What Not to Write in a Condolence Letter
Do Not Compare
Don't compare the loss that has just taken place with that of your own or any other similar situation about other people you know. They are two completely different circumstances, and comparisons may often portray that it is all about you. It may hurt the feelings of the bereft, if you say, "I felt the same way when my grandma died last year".
Avoid Acknowledgment of Feelings
Never say, "I know how you feel". You won't know what the bereaved is going through and how has the loss affected him or her. This may make the bereaved put up a false expression. It may trigger anger or an infuriated response, considering the casualty of the question. The bereaved may feel that you are mocking him by putting such a statement across.
A condolence letter should only contain positive comments that may help the grieving family to minimize the feel of their loss. If you complain or point out certain flaws about the deceased in the letter, it is bound to upset the grief-stricken family.
Do Not Share Unwanted Information
Do not mention any secrets or past instances that you know about the deceased. If you know some hidden details, then mentioning them at such times is a strict no-no. Instead, you may mention some happy memories and positive aspects of the departed soul's behavior as well as personality that was appreciated by one and all.
Do Not Go Overboard
Do not write long, preachy sentences. Don't describe details about your life and some happy events that you may be tempted to share. This is not the time for that. If you have not talked to the bereaved since a long time, you may want to share some details about your life.
You may do so keeping in mind the current scenario, and the state of mind of the bereaved. You can mention some events which you know might help cheer them up.
Other Things to Avoid Saying or Doing
► Don't mention any debts or differences that the deceased person had. Even if he owed you money, it can be brought up at a later date. Now is not the time for that.
► Don't make the grief-stricken family look at the brighter side or positive side of the situation. Don't mention about the vacation that you know the family had been planning, or the reduced medical costs that they may incur. You may want to cheer them up, however, mentioning it at this point in time may offend them.

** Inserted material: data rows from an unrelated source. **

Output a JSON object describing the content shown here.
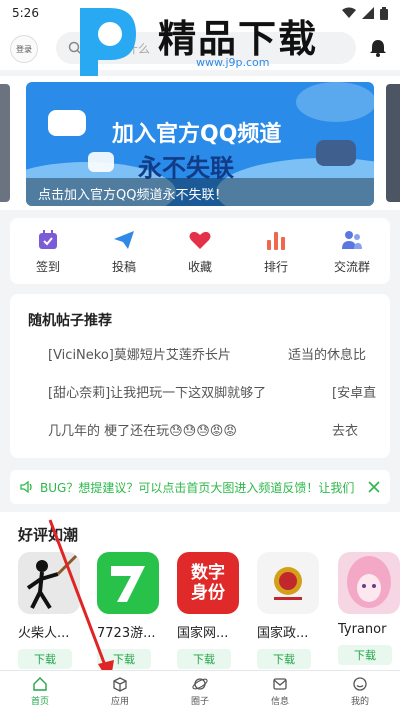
{
  "status": {
    "time": "5:26"
  },
  "header": {
    "login_label": "登录",
    "search_placeholder": "想搜索什么"
  },
  "watermark": {
    "title": "精品下载",
    "url": "www.j9p.com"
  },
  "banner": {
    "title_line1": "加入官方QQ频道",
    "title_line2": "永不失联",
    "caption": "点击加入官方QQ频道永不失联！"
  },
  "quicknav": [
    {
      "label": "签到",
      "icon": "calendar-icon",
      "color": "#7c5cd6"
    },
    {
      "label": "投稿",
      "icon": "paper-plane-icon",
      "color": "#2f8ae6"
    },
    {
      "label": "收藏",
      "icon": "heart-icon",
      "color": "#e5304a"
    },
    {
      "label": "排行",
      "icon": "bar-chart-icon",
      "color": "#f0674b"
    },
    {
      "label": "交流群",
      "icon": "group-icon",
      "color": "#5b78e0"
    }
  ],
  "recommend": {
    "title": "随机帖子推荐",
    "row1_a": "[ViciNeko]莫娜短片艾莲乔长片",
    "row1_b": "适当的休息比",
    "row2_a": "[甜心奈莉]让我把玩一下这双脚就够了",
    "row2_b": "[安卓直",
    "row3_a": "几几年的 梗了还在玩😓😓😓😡😡",
    "row3_b": "去衣"
  },
  "notice": {
    "text": "BUG？想提建议？可以点击首页大图进入频道反馈！让我们"
  },
  "good": {
    "title": "好评如潮",
    "apps": [
      {
        "name": "火柴人...",
        "download": "下载"
      },
      {
        "name": "7723游...",
        "download": "下载"
      },
      {
        "name": "国家网...",
        "download": "下载",
        "icon_text": "数字身份"
      },
      {
        "name": "国家政...",
        "download": "下载"
      },
      {
        "name": "Tyranor",
        "download": "下载"
      }
    ]
  },
  "tabs": [
    {
      "label": "首页",
      "active": true
    },
    {
      "label": "应用",
      "active": false
    },
    {
      "label": "圈子",
      "active": false
    },
    {
      "label": "信息",
      "active": false
    },
    {
      "label": "我的",
      "active": false
    }
  ]
}
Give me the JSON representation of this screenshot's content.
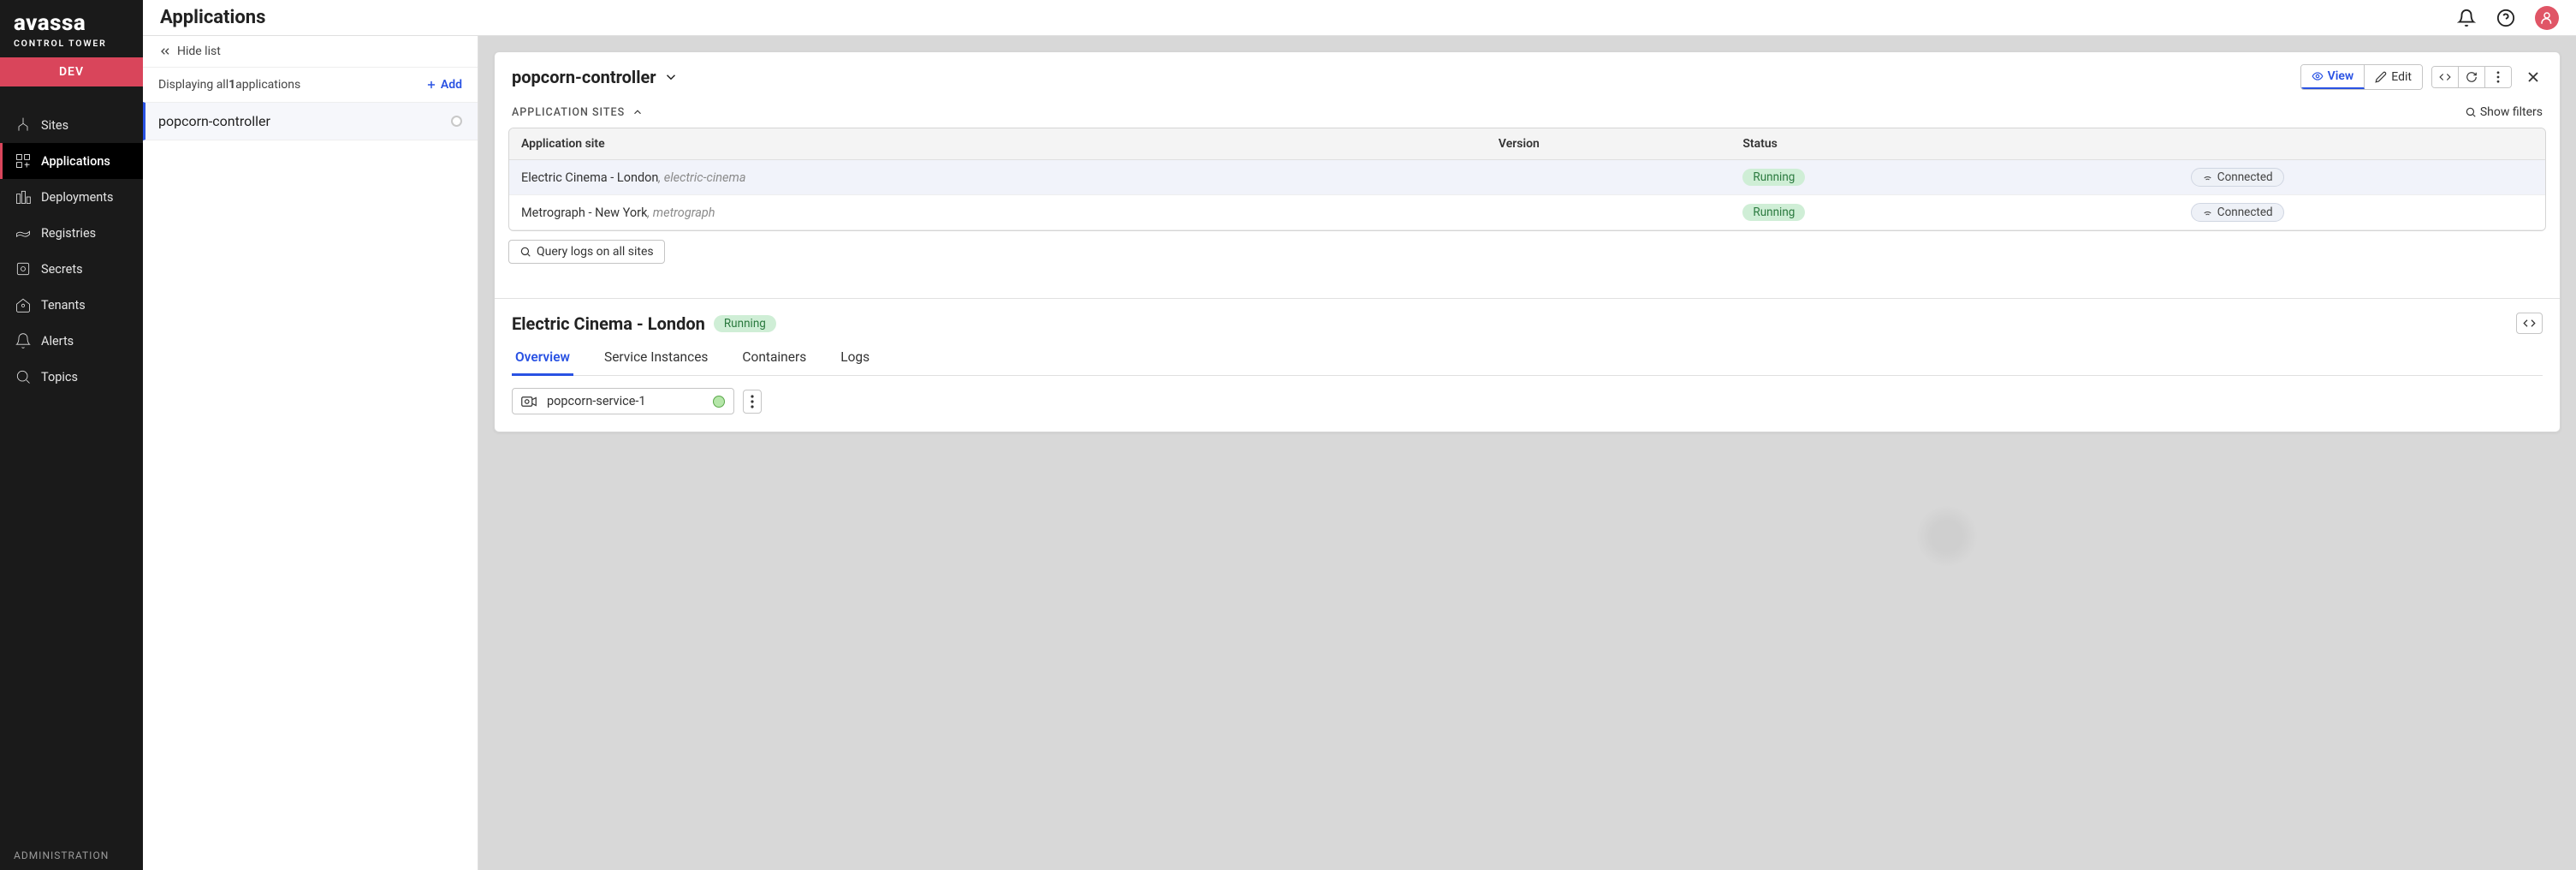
{
  "brand": {
    "name": "avassa",
    "subtitle": "CONTROL TOWER"
  },
  "env": "DEV",
  "sidebar": {
    "items": [
      {
        "label": "Sites"
      },
      {
        "label": "Applications"
      },
      {
        "label": "Deployments"
      },
      {
        "label": "Registries"
      },
      {
        "label": "Secrets"
      },
      {
        "label": "Tenants"
      },
      {
        "label": "Alerts"
      },
      {
        "label": "Topics"
      }
    ],
    "admin_label": "ADMINISTRATION"
  },
  "page_title": "Applications",
  "list_panel": {
    "hide_label": "Hide list",
    "displaying_prefix": "Displaying all ",
    "count": "1",
    "displaying_suffix": " applications",
    "add_label": "Add",
    "items": [
      {
        "name": "popcorn-controller"
      }
    ]
  },
  "detail": {
    "title": "popcorn-controller",
    "view_label": "View",
    "edit_label": "Edit",
    "section_label": "APPLICATION SITES",
    "show_filters": "Show filters",
    "columns": {
      "site": "Application site",
      "version": "Version",
      "status": "Status"
    },
    "rows": [
      {
        "name": "Electric Cinema - London",
        "slug": "electric-cinema",
        "version": "",
        "status": "Running",
        "conn": "Connected"
      },
      {
        "name": "Metrograph - New York",
        "slug": "metrograph",
        "version": "",
        "status": "Running",
        "conn": "Connected"
      }
    ],
    "query_logs": "Query logs on all sites"
  },
  "site_detail": {
    "title": "Electric Cinema - London",
    "status": "Running",
    "tabs": [
      {
        "label": "Overview"
      },
      {
        "label": "Service Instances"
      },
      {
        "label": "Containers"
      },
      {
        "label": "Logs"
      }
    ],
    "service": "popcorn-service-1"
  }
}
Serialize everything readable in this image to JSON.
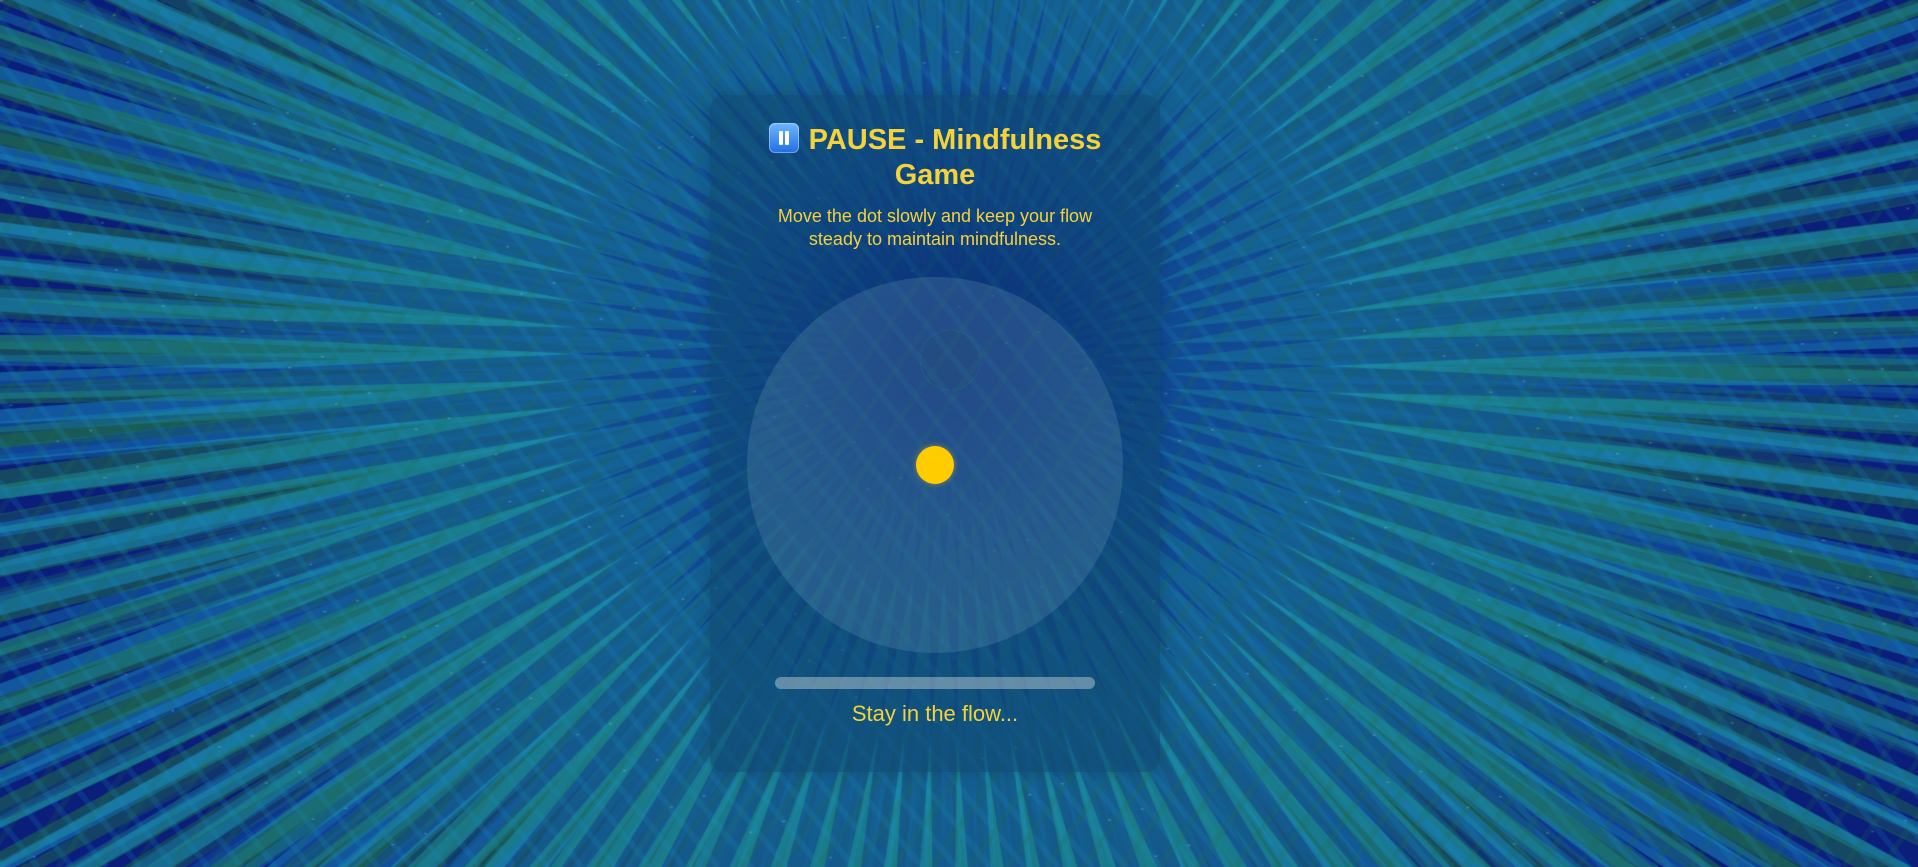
{
  "game": {
    "title": "PAUSE - Mindfulness Game",
    "title_icon": "pause-icon",
    "instructions": "Move the dot slowly and keep your flow steady to maintain mindfulness.",
    "status": "Stay in the flow...",
    "flow_level": 0
  },
  "colors": {
    "accent": "#f4d23c",
    "dot": "#ffcc00",
    "background_dark": "#0a1e7a",
    "background_teal": "#1a8fc0",
    "background_green": "#1f6e4e"
  }
}
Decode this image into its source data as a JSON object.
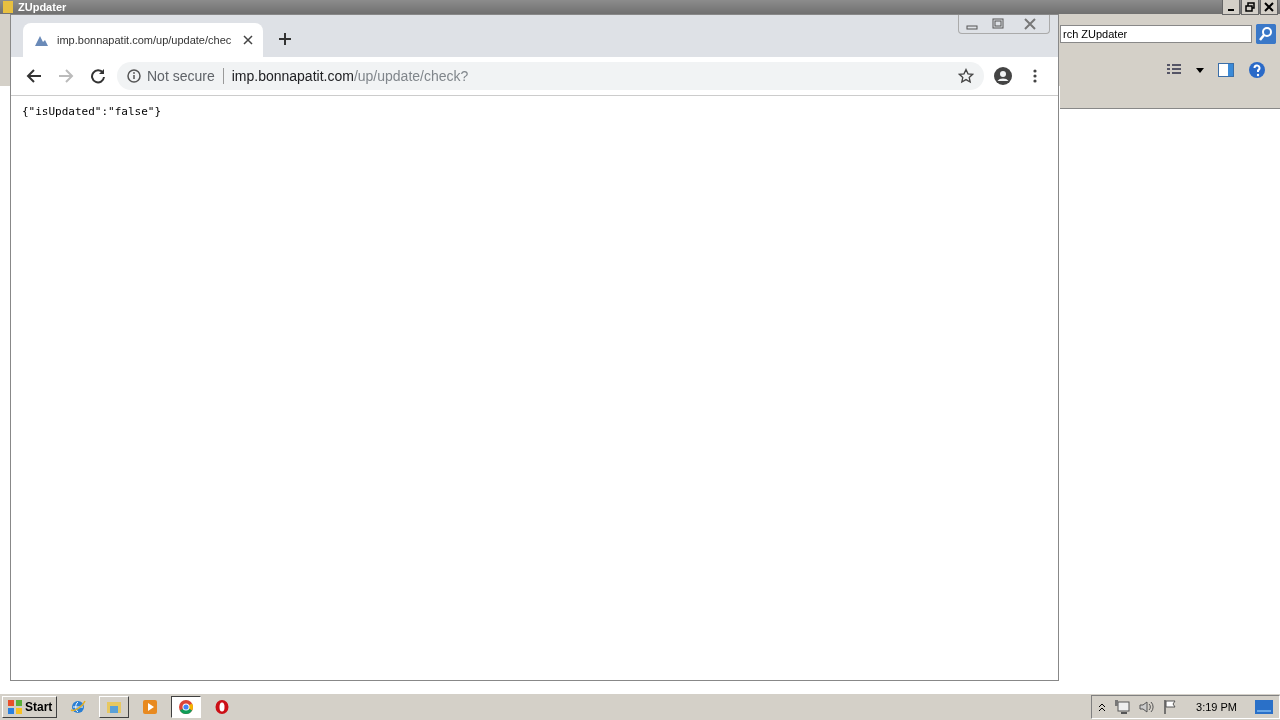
{
  "background_window": {
    "title": "ZUpdater",
    "search": {
      "value": "rch ZUpdater"
    }
  },
  "browser": {
    "tab": {
      "title": "imp.bonnapatit.com/up/update/chec",
      "selected": true
    },
    "address": {
      "security": "Not secure",
      "host": "imp.bonnapatit.com",
      "path": "/up/update/check?"
    },
    "content": "{\"isUpdated\":\"false\"}"
  },
  "taskbar": {
    "start": "Start",
    "apps": [
      {
        "kind": "ie",
        "running": false,
        "selected": false
      },
      {
        "kind": "folder",
        "running": true,
        "selected": false
      },
      {
        "kind": "media",
        "running": false,
        "selected": false
      },
      {
        "kind": "chrome",
        "running": true,
        "selected": true
      },
      {
        "kind": "opera",
        "running": false,
        "selected": false
      }
    ],
    "clock": "3:19 PM"
  }
}
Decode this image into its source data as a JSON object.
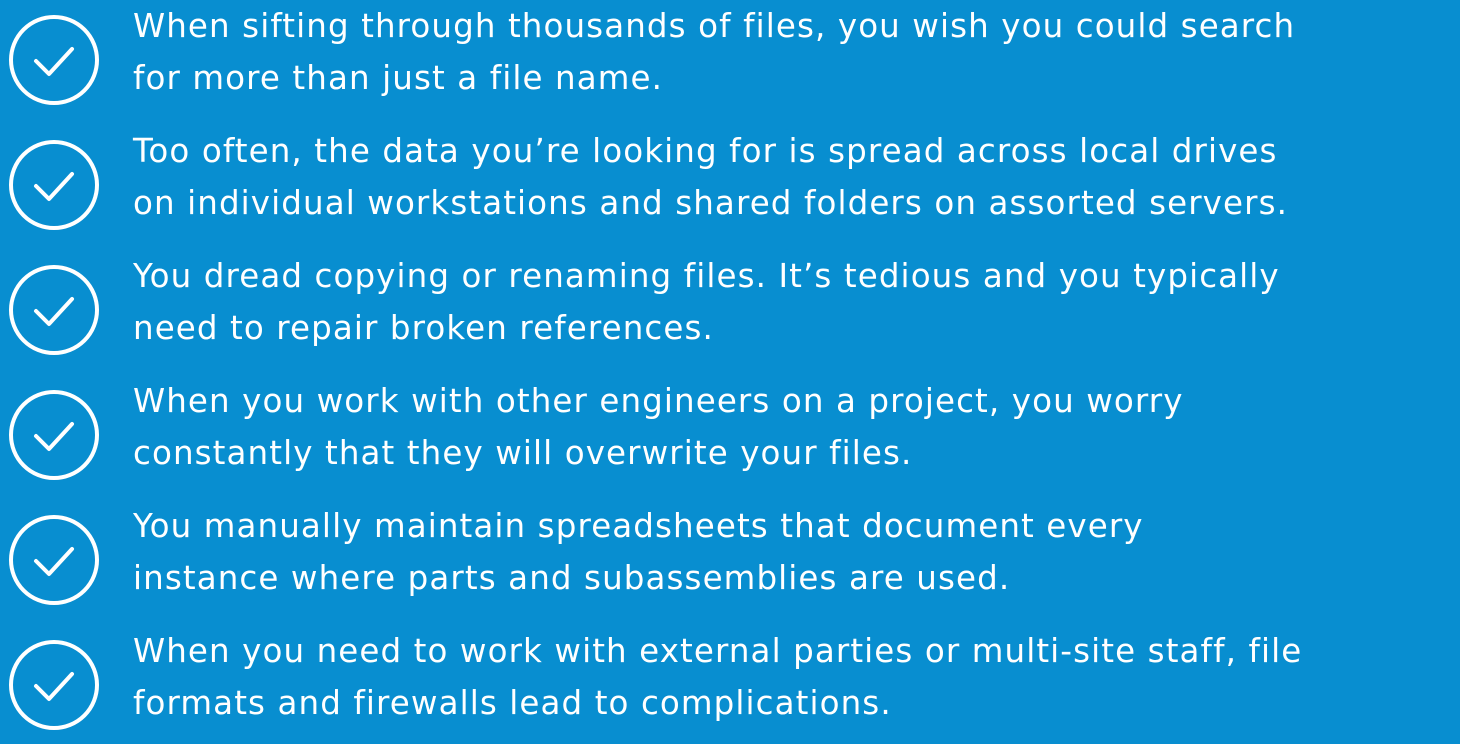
{
  "items": [
    {
      "icon": "check-circle-icon",
      "line1": "When sifting through thousands of files, you wish you could search",
      "line2": "for more than just a file name."
    },
    {
      "icon": "check-circle-icon",
      "line1": "Too often, the data you’re looking for is spread across local drives",
      "line2": "on individual workstations and shared folders on assorted servers."
    },
    {
      "icon": "check-circle-icon",
      "line1": "You dread copying or renaming files. It’s tedious and you typically",
      "line2": "need to repair broken references."
    },
    {
      "icon": "check-circle-icon",
      "line1": "When you work with other engineers on a project, you worry",
      "line2": "constantly that they will overwrite your files."
    },
    {
      "icon": "check-circle-icon",
      "line1": "You manually maintain spreadsheets that document every",
      "line2": "instance where parts and subassemblies are used."
    },
    {
      "icon": "check-circle-icon",
      "line1": "When you need to work with external parties or multi-site staff, file",
      "line2": "formats and firewalls lead to complications."
    }
  ],
  "colors": {
    "background": "#088ed0",
    "foreground": "#ffffff"
  }
}
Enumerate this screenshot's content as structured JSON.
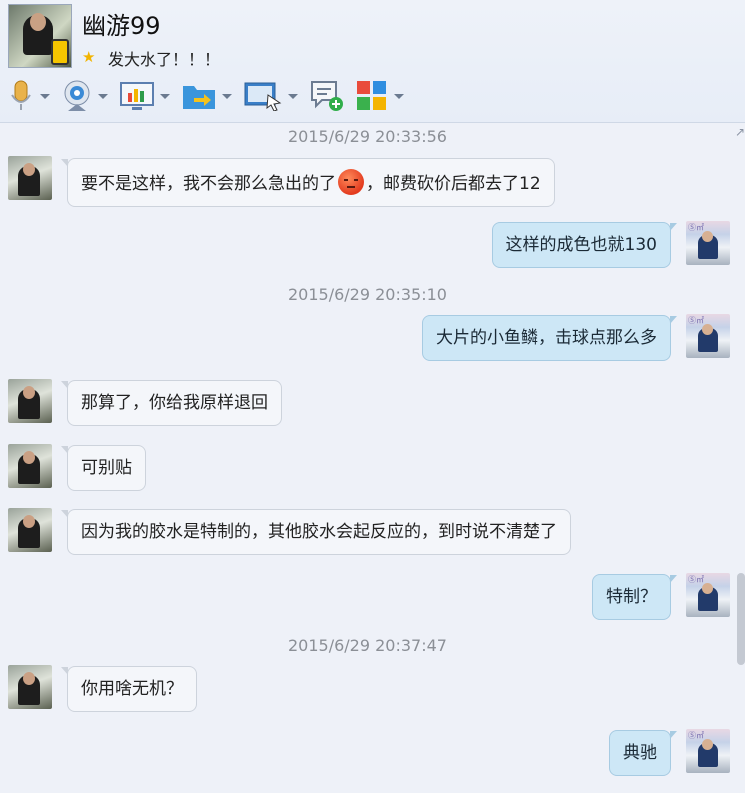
{
  "header": {
    "contact_name": "幽游99",
    "signature": "发大水了！！！"
  },
  "toolbar": {
    "tools": [
      {
        "icon": "microphone-icon"
      },
      {
        "icon": "webcam-icon"
      },
      {
        "icon": "screen-share-icon"
      },
      {
        "icon": "send-file-icon"
      },
      {
        "icon": "remote-desktop-icon"
      },
      {
        "icon": "new-message-icon"
      },
      {
        "icon": "apps-icon"
      }
    ]
  },
  "chat": {
    "timestamps": [
      "2015/6/29 20:33:56",
      "2015/6/29 20:35:10",
      "2015/6/29 20:37:47"
    ],
    "messages": [
      {
        "side": "left",
        "text_before": "要不是这样，我不会那么急出的了",
        "emoji": "angry-face-icon",
        "text_after": "，邮费砍价后都去了12"
      },
      {
        "side": "right",
        "text": "这样的成色也就130"
      },
      {
        "side": "right",
        "text": "大片的小鱼鳞，击球点那么多"
      },
      {
        "side": "left",
        "text": "那算了，你给我原样退回"
      },
      {
        "side": "left",
        "text": "可别贴"
      },
      {
        "side": "left",
        "text": "因为我的胶水是特制的，其他胶水会起反应的，到时说不清楚了"
      },
      {
        "side": "right",
        "text": "特制？"
      },
      {
        "side": "left",
        "text": "你用啥无机？"
      },
      {
        "side": "right",
        "text": "典驰"
      }
    ]
  },
  "colors": {
    "background": "#eef1f8",
    "bubble_left": "#f4f6fa",
    "bubble_right": "#cde7f6",
    "timestamp": "#8b8f96"
  }
}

► Expressing relief and statements like "you must be relieved that her ordeal has ended", or "she is free now, her suffering has ended", may not go down well. Though there might be some truth to these statements, the bereaved may feel guilty thinking about the situation in this way.
► Don't suggest what to do and mention other ways to come out of the emotional state that the family is going through. The bereaved may not be ready to do so. Just give it the time it needs.
The main purpose is to convey your condolences and pay respects. There are many ways in which you can express your condolences. You can share happy memories and positive aspects of the deceased personality which you admired. Be honest and genuinely express what you feel.
Assure the relatives of your support, and be compassionate and understanding. If you write from your heart, it will fulfill the main purpose of lifting the spirits of the bereaved, and make them feel better so as to face this inevitable occurrence in life.